Sektor perhotelan mewah di Indonesia mencatat pemulihan signifikan dengan tingkat keterisian kamar yang kini telah melampaui pencapaian sebelum masa pandemi COVID-19. Berdasarkan data periode 12 bulan hingga Maret 2026 yang dilansir dari Detik Travel, okupansi hotel mewah menyentuh angka 64 persen.
Pencapaian tersebut menunjukkan resiliensi yang lebih tinggi dibandingkan segmen hotel lainnya yang rata-rata keterisiannya masih berada di level 59 persen. Selain volume tamu, tarif rata-rata kamar hotel di tanah air juga terdeteksi melonjak lebih dari 40 persen jika dikomparasikan dengan data tahun 2019.
Regional Vice President-Asia Pacific STR Jesper Palmsqvuit menjelaskan bahwa pertumbuhan ini dipicu oleh minat wisatawan domestik yang terus berkembang terhadap pengalaman wisata premium. Tren positif ini memberikan sinyal optimisme bagi pengembangan industri properti dan layanan akomodasi kelas atas di masa mendatang.
"Jadi ini merupakan sesuatu yang harus ditanggapi dengan sangat positif dan menjadikan proyeksinya pun untuk masa depan menjadi tinggi," kata Palmsqvuit dikutip dari Antara, Rabu (13/5/2026).
Pulau Bali menjadi salah satu wilayah dengan pertumbuhan sektor wisata mewah paling pesat, di mana riset C9 Hotelworks menunjukkan daerah ini menyumbang 25 persen nilai pasar branded residence di Indonesia. Saat ini terdapat lebih dari 70 proyek pengembangan aktif di kawasan strategis seperti Canggu, Uluwatu, hingga Sanur.
Director Harmoni Bali Edward Kusma menilai pemerintah perlu memberikan atensi pada aspek infrastruktur dasar untuk menjaga momentum pertumbuhan properti mewah ini. Masalah lingkungan dan aksesibilitas menjadi poin utama yang harus segera dibenahi oleh pemangku kebijakan.
Penyediaan fasilitas penunjang seperti institusi pendidikan dan layanan kesehatan berskala internasional juga dipandang perlu untuk meningkatkan daya tarik bagi wisatawan. Langkah tersebut diharapkan mampu memperpanjang durasi menetap para pengunjung yang datang ke Bali.
Direktur Pacific Asia Horwath HTL Matt Gebbie menambahkan bahwa pergeseran pola permintaan pasar menuntut adanya kemudahan akses menuju lokasi-lokasi pariwisata baru di Indonesia. Konektivitas fisik menjadi kunci utama agar potensi destinasi lain dapat terserap oleh pasar wisatawan kelas atas.

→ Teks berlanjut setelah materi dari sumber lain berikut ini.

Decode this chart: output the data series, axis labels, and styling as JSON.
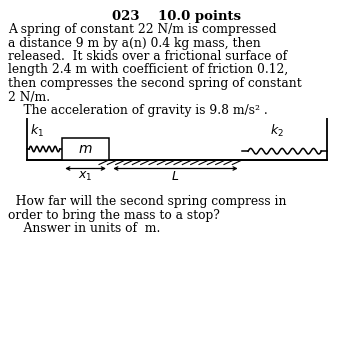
{
  "title": "023    10.0 points",
  "body_lines": [
    "A spring of constant 22 N/m is compressed",
    "a distance 9 m by a(n) 0.4 kg mass, then",
    "released.  It skids over a frictional surface of",
    "length 2.4 m with coefficient of friction 0.12,",
    "then compresses the second spring of constant",
    "2 N/m.",
    "    The acceleration of gravity is 9.8 m/s² ."
  ],
  "question_lines": [
    "  How far will the second spring compress in",
    "order to bring the mass to a stop?",
    "    Answer in units of  m."
  ],
  "bg_color": "#ffffff",
  "title_fontsize": 9.5,
  "body_fontsize": 8.8,
  "question_fontsize": 8.8
}
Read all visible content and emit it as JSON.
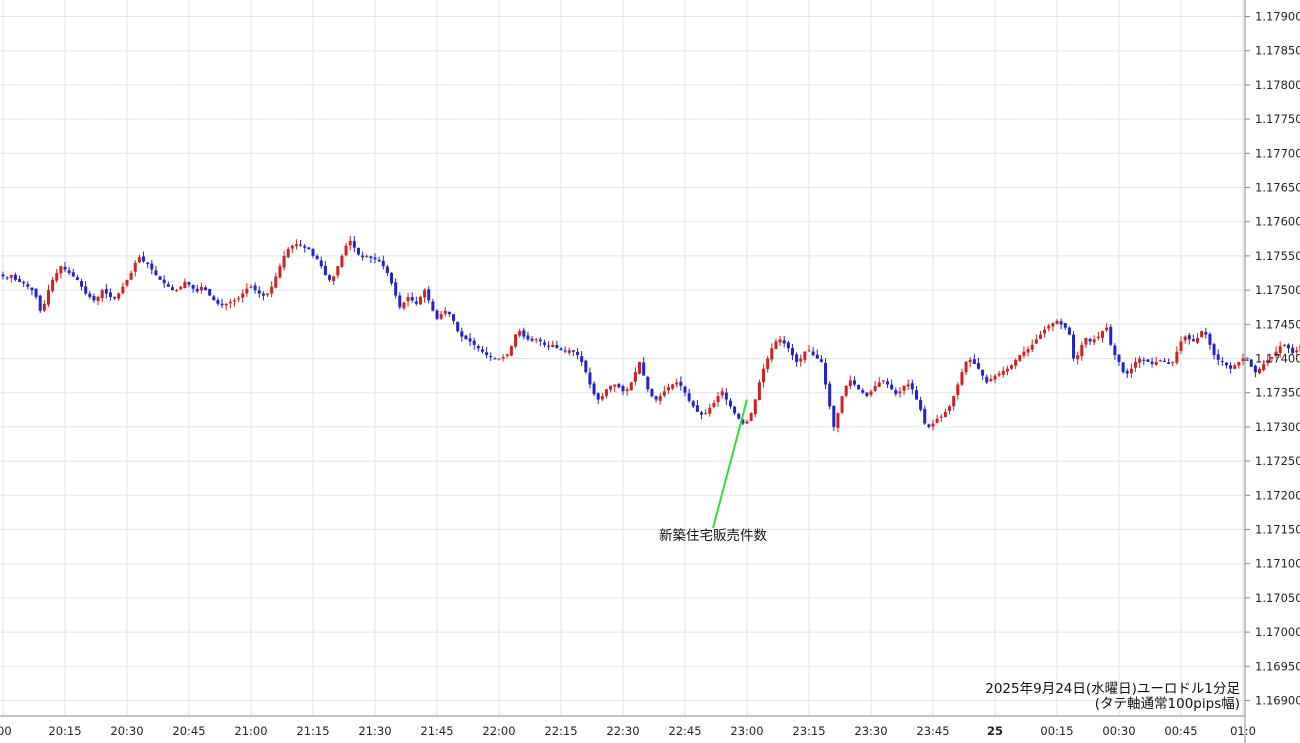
{
  "chart_data": {
    "type": "candlestick",
    "caption_line1": "2025年9月24日(水曜日)ユーロドル1分足",
    "caption_line2": "(タテ軸通常100pips幅)",
    "annotation": {
      "text": "新築住宅販売件数",
      "time": "23:00",
      "price": 1.1734,
      "label_price": 1.17155
    },
    "ylim": [
      1.1687,
      1.1792
    ],
    "y_ticks": [
      "1.17900",
      "1.17850",
      "1.17800",
      "1.17750",
      "1.17700",
      "1.17650",
      "1.17600",
      "1.17550",
      "1.17500",
      "1.17450",
      "1.17400",
      "1.17350",
      "1.17300",
      "1.17250",
      "1.17200",
      "1.17150",
      "1.17100",
      "1.17050",
      "1.17000",
      "1.16950",
      "1.16900"
    ],
    "x_ticks": [
      {
        "label": "00",
        "bold": false
      },
      {
        "label": "20:15",
        "bold": false
      },
      {
        "label": "20:30",
        "bold": false
      },
      {
        "label": "20:45",
        "bold": false
      },
      {
        "label": "21:00",
        "bold": false
      },
      {
        "label": "21:15",
        "bold": false
      },
      {
        "label": "21:30",
        "bold": false
      },
      {
        "label": "21:45",
        "bold": false
      },
      {
        "label": "22:00",
        "bold": false
      },
      {
        "label": "22:15",
        "bold": false
      },
      {
        "label": "22:30",
        "bold": false
      },
      {
        "label": "22:45",
        "bold": false
      },
      {
        "label": "23:00",
        "bold": false
      },
      {
        "label": "23:15",
        "bold": false
      },
      {
        "label": "23:30",
        "bold": false
      },
      {
        "label": "23:45",
        "bold": false
      },
      {
        "label": "25",
        "bold": true
      },
      {
        "label": "00:15",
        "bold": false
      },
      {
        "label": "00:30",
        "bold": false
      },
      {
        "label": "00:45",
        "bold": false
      },
      {
        "label": "01:0",
        "bold": false
      }
    ],
    "start_time": "20:00",
    "closes": [
      1.1752,
      1.17518,
      1.17522,
      1.17515,
      1.17512,
      1.1751,
      1.17505,
      1.175,
      1.1749,
      1.1747,
      1.1748,
      1.175,
      1.17515,
      1.17525,
      1.17535,
      1.1753,
      1.17525,
      1.1752,
      1.17515,
      1.17505,
      1.17495,
      1.1749,
      1.17485,
      1.1749,
      1.175,
      1.17495,
      1.1749,
      1.17488,
      1.17495,
      1.17505,
      1.17515,
      1.17525,
      1.1754,
      1.17548,
      1.17542,
      1.17538,
      1.1753,
      1.17522,
      1.17515,
      1.1751,
      1.17505,
      1.175,
      1.175,
      1.17505,
      1.17512,
      1.17508,
      1.17502,
      1.17498,
      1.17505,
      1.175,
      1.17492,
      1.17485,
      1.1748,
      1.17478,
      1.1748,
      1.17483,
      1.17485,
      1.17488,
      1.17495,
      1.17502,
      1.17505,
      1.175,
      1.17495,
      1.17492,
      1.17495,
      1.17505,
      1.1752,
      1.17535,
      1.1755,
      1.1756,
      1.17565,
      1.17567,
      1.17565,
      1.17562,
      1.1756,
      1.1755,
      1.17545,
      1.17535,
      1.17522,
      1.17515,
      1.1752,
      1.17535,
      1.1755,
      1.17565,
      1.17572,
      1.17562,
      1.17552,
      1.17548,
      1.1755,
      1.17547,
      1.17545,
      1.17542,
      1.17535,
      1.17525,
      1.1751,
      1.17492,
      1.17475,
      1.17482,
      1.1749,
      1.17485,
      1.1748,
      1.1749,
      1.175,
      1.17485,
      1.1747,
      1.17458,
      1.17465,
      1.1747,
      1.17465,
      1.17455,
      1.1744,
      1.17432,
      1.17428,
      1.17425,
      1.1742,
      1.17415,
      1.1741,
      1.17405,
      1.17402,
      1.174,
      1.174,
      1.17402,
      1.17406,
      1.17418,
      1.17435,
      1.1744,
      1.17432,
      1.17428,
      1.17426,
      1.17428,
      1.17425,
      1.1742,
      1.17418,
      1.1742,
      1.17415,
      1.17412,
      1.1741,
      1.17412,
      1.1741,
      1.17405,
      1.17395,
      1.1738,
      1.17362,
      1.17348,
      1.1734,
      1.17345,
      1.17355,
      1.1736,
      1.17362,
      1.17358,
      1.17352,
      1.17355,
      1.17365,
      1.1738,
      1.17395,
      1.17375,
      1.17355,
      1.17345,
      1.1734,
      1.17345,
      1.17352,
      1.17358,
      1.17362,
      1.17365,
      1.1736,
      1.1735,
      1.17338,
      1.1733,
      1.17322,
      1.17318,
      1.1732,
      1.17328,
      1.17335,
      1.17345,
      1.17352,
      1.1734,
      1.1733,
      1.1732,
      1.17312,
      1.17305,
      1.17308,
      1.1732,
      1.1734,
      1.17365,
      1.17385,
      1.174,
      1.17415,
      1.17425,
      1.17428,
      1.17422,
      1.17415,
      1.17405,
      1.17395,
      1.174,
      1.1741,
      1.17412,
      1.17405,
      1.174,
      1.17395,
      1.17362,
      1.1733,
      1.173,
      1.1732,
      1.17345,
      1.1736,
      1.17368,
      1.17362,
      1.17355,
      1.1735,
      1.17345,
      1.17352,
      1.1736,
      1.17365,
      1.17368,
      1.17362,
      1.17355,
      1.17348,
      1.17352,
      1.1736,
      1.17362,
      1.17355,
      1.1734,
      1.17325,
      1.17305,
      1.173,
      1.17305,
      1.17312,
      1.17315,
      1.17322,
      1.1733,
      1.17345,
      1.17362,
      1.1738,
      1.17395,
      1.17398,
      1.17392,
      1.17385,
      1.17375,
      1.17365,
      1.1737,
      1.17375,
      1.17378,
      1.17382,
      1.17385,
      1.1739,
      1.17398,
      1.17405,
      1.1741,
      1.17414,
      1.1742,
      1.17428,
      1.17435,
      1.17442,
      1.17448,
      1.17452,
      1.17455,
      1.1745,
      1.17445,
      1.17435,
      1.174,
      1.17405,
      1.1742,
      1.1743,
      1.17425,
      1.17428,
      1.17432,
      1.1744,
      1.17445,
      1.1742,
      1.17405,
      1.17395,
      1.1738,
      1.17378,
      1.17385,
      1.17395,
      1.174,
      1.17398,
      1.17395,
      1.17392,
      1.17395,
      1.17398,
      1.17395,
      1.17392,
      1.17395,
      1.1741,
      1.17425,
      1.17432,
      1.17428,
      1.17425,
      1.1743,
      1.1744,
      1.17435,
      1.1742,
      1.17405,
      1.17398,
      1.17395,
      1.1739,
      1.17385,
      1.1739,
      1.17395,
      1.174,
      1.17398,
      1.17388,
      1.1738,
      1.17385,
      1.17392,
      1.17398,
      1.17402,
      1.1741,
      1.17418,
      1.1742,
      1.17415,
      1.17408,
      1.17412,
      1.1742,
      1.17428,
      1.17435,
      1.17438,
      1.1743,
      1.17425,
      1.17425,
      1.17422,
      1.17425,
      1.17428,
      1.17435,
      1.1744,
      1.17448,
      1.1745,
      1.17448,
      1.1744,
      1.1743,
      1.17418,
      1.1741,
      1.17412
    ],
    "colors": {
      "up": "#cc2222",
      "down": "#2222cc",
      "grid": "#dde6ef",
      "axis": "#888888",
      "annotation_line": "#33dd33"
    }
  }
}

"Untuk dapat membuka lebih banyak lokasi pariwisata di Indonesia, pertama-tama, kita membutuhkan akses. Mudah bagi wisatawan mewah untuk datang ke sana, karena lebih mudah untuk membantu lebih banyak orang datang, dan pada akhirnya, akan memberikan apa yang kita inginkan, yaitu tingkat hunian yang lebih tinggi untuk destinasi di sana," ujar Gebbie.